Prawdy i mity o zabiegach z kwasem hialuronowym
DANUTA CAPIGA • dawno temuOdpowiednia ilość kwasu hialuronowego w młodej skórze gwarantuje jej sprężystość i brak zmarszczek. Z wiekiem ilość kwasu maleje, skóra traci zdolność wiązania wody i powstają zmarszczki.
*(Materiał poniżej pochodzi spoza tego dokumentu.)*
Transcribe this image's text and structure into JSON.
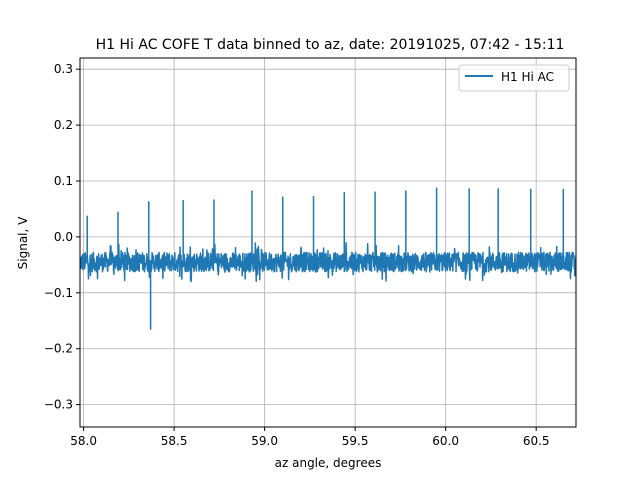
{
  "chart_data": {
    "type": "line",
    "title": "H1 Hi AC COFE T data binned to az, date: 20191025, 07:42 - 15:11",
    "xlabel": "az angle, degrees",
    "ylabel": "Signal, V",
    "xlim": [
      57.98,
      60.72
    ],
    "ylim": [
      -0.34,
      0.32
    ],
    "x_ticks": [
      58.0,
      58.5,
      59.0,
      59.5,
      60.0,
      60.5
    ],
    "x_tick_labels": [
      "58.0",
      "58.5",
      "59.0",
      "59.5",
      "60.0",
      "60.5"
    ],
    "y_ticks": [
      -0.3,
      -0.2,
      -0.1,
      0.0,
      0.1,
      0.2,
      0.3
    ],
    "y_tick_labels": [
      "−0.3",
      "−0.2",
      "−0.1",
      "0.0",
      "0.1",
      "0.2",
      "0.3"
    ],
    "grid": true,
    "legend_position": "top-right",
    "series": [
      {
        "name": "H1 Hi AC",
        "color": "#1f77b4",
        "baseline": -0.045,
        "noise_band": [
          -0.08,
          -0.01
        ],
        "spikes": [
          {
            "x": 58.02,
            "y": 0.037
          },
          {
            "x": 58.19,
            "y": 0.044
          },
          {
            "x": 58.36,
            "y": 0.063
          },
          {
            "x": 58.37,
            "y": -0.165
          },
          {
            "x": 58.55,
            "y": 0.065
          },
          {
            "x": 58.72,
            "y": 0.066
          },
          {
            "x": 58.93,
            "y": 0.082
          },
          {
            "x": 59.1,
            "y": 0.071
          },
          {
            "x": 59.27,
            "y": 0.072
          },
          {
            "x": 59.44,
            "y": 0.079
          },
          {
            "x": 59.61,
            "y": 0.08
          },
          {
            "x": 59.78,
            "y": 0.082
          },
          {
            "x": 59.95,
            "y": 0.087
          },
          {
            "x": 60.13,
            "y": 0.086
          },
          {
            "x": 60.29,
            "y": 0.086
          },
          {
            "x": 60.47,
            "y": 0.085
          },
          {
            "x": 60.65,
            "y": 0.085
          }
        ]
      }
    ]
  }
}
Odpowiednia ilość kwasu hialuronowego w młodej skórze gwarantuje jej sprężystość i brak zmarszczek. Z wiekiem ilość kwasu maleje, skóra traci zdolność wiązania wody i powstają zmarszczki.
Zabieg z użyciem kwasu hialuronowego polega na wstrzyknięciu preparatu bezpośrednio w miejsce, które chcemy skorygować. Odstraszać może fakt, że zabieg przeprowadza się przy pomocy igły. Czy jest to metoda bolesna?
— Istotnym przełomem w wykonania zabiegów wypełniania skóry kwasem hialuronowym było zastąpienie tradycyjnych igieł kaniulami. Zabieg z ich użyciem pozwala zminimalizować doznania bólowe – wyjaśnia dr Michał Sobjanek, specjalista dermatolog. – Sposobem na wyeliminowanie odczucia dyskomfortu jest także zastosowanie kremu znieczulającego – dodaje ekspert z Centrum Medycyny Estetycznej w Gdańsku.
Wątpliwość budzi również fakt ostatecznego rezultatu zabiegu, czy nasza twarz nie będzie miała nienaturalnego wyglądu.
— Efekt zabiegu jest ściśle związany z ilością użytego preparatu. Nienaturalny wygląd może wynikać jedynie z zastosowania nieodpowiedniego dla danego miejsca preparatu lub jego zbyt dużej ilości. Optymalne rozwiązanie to rozłożenie zabiegu na kilka etapów (w odstępach 14-dniowych). Czas ten pozwoli na pełne ”wbudowanie się preparatu” w skórę, a tym samym dokonanie obiektywnej oceny efektu – wyjaśnia Michał Sobjanek.
Wygładzanie zmarszczek kwasem hialuronowym jest bardzo skuteczne i daje natychmiastowe efekty. Po 9–12 miesiącach preparaty kwasu hialuronowego stopniowo podlegają degradacji na dwutlenek węgla i wodę i ulegają całkowitemu wchłonięciu. Należy wówczas zabieg powtórzyć co z jednej strony jest wadą, z drugiej może być zaletą, gdyż po jakimś czasie efekt zniknie i nie spowoduje trwałej zmiany w wyglądzie twarzy.
Istnieje też obawa, że po wyschnięciu kwasu hialuronowego pogorszy się stan skóry.
– Jest to zupełnie nieuzasadniona obawa. Udowodniono, że samo wprowadzenie kwasu hialuronowego stymuluje fibroblasty do zwiększonej produkcji HA, który jest naturalnym składnikiem skóry. Dzięki temu zabiegi dają długotrwałe korzyści, co potwierdza się na przykładzie naszych pacjentów, u których kolejne zabiegi wykonujemy w coraz dłuższych odstępach czasu – wyjaśnia dr Michał Sobjanek z Centrum Dermatologii, Dermatochirurgii i Medycyny Estetycznej w Gdańsku.